Tony: So your entire argument comes down to Madison somehow being able to marshal the fortunes of fate enough to make Gilliam unlucky? Seems like a dicey strategy to me.

Doug: No, I'm not saying Madison is going to wait around for Gilliam's luck to crap out. I'm saying that Madison is going to rally until the inevitable happens. Let me remind you of the 62-year-old president who, when Britain backed his country up against the wall, rode around for four days nonstop to get an army up and going. When returned to what was left of Washington, his Cabinet couldn't believe that he still hand the energy to go around and command-in-chief.

Madison could probably handle feuding political parties, invading Brits AND Gilliam all at the same time.

The Chief: Sounds like it's time for our readers to decide! Polls are now open, and will remain so through Friday 9 a.m., MDT. Have at it!

Gilliam vs. Madison


  1. I feel as if I must comment on Chris Rock, not Gilliam for a brief moment: "Rock was born in Andrews, South Carolina. Shortly after his birth, his parents moved to Crown Heights, Brooklyn, New York. A few years later, they relocated and settled in the working-class area of Bedford-Stuyvesant, Brooklyn.

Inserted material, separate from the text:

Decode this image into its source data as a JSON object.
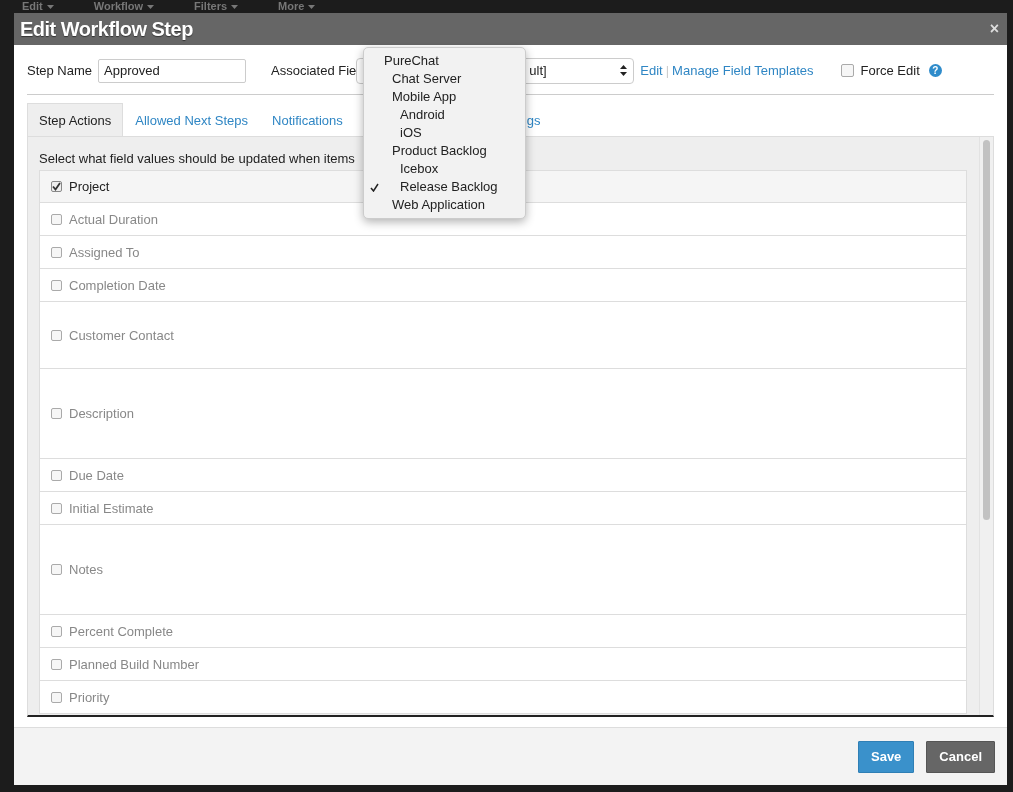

    Rock was bused to schools in predominately white neighborhoods of Brooklyn where he endured bullying and beatings from white students. As he got older, the bullying became worse and Rock's parents pulled him out of James Madison High School."

    First of all, Ironic that the school name was his now opponent. Secondly, and more importantly, it must have been hard for Rock growing up in Confederate South, and then Brooklyn during the 60's and Early 70's. I would assume the same would be true for Gilliam - no matter where he may have grown up. I bet there was some pent-up aggression somewhere inside Gilliam's past to reward Madison with a BK Beat down! Hell, I was bullied a lot when I was a kid, and if I were in a fight right now, I bet I would conger up some of those memories to help kick some ass.
    So I think Gilliam has the edge. Youth aside, I think deep down Gilliam has a sub conscience score to settle with this valiant, yet slave-owning forefather.

  2. I agree with Timbo; I think President Gilliam upon being face to face with an actual Virginian slave holder, would get a surge of murderous rage and righteous anger and use that to, in his mind, redress centuries of institutional racism by exercising some cruel & unusual punishment on Madison.
    Plus President Madison was only 100 lbs- I doubt his punches would have much power.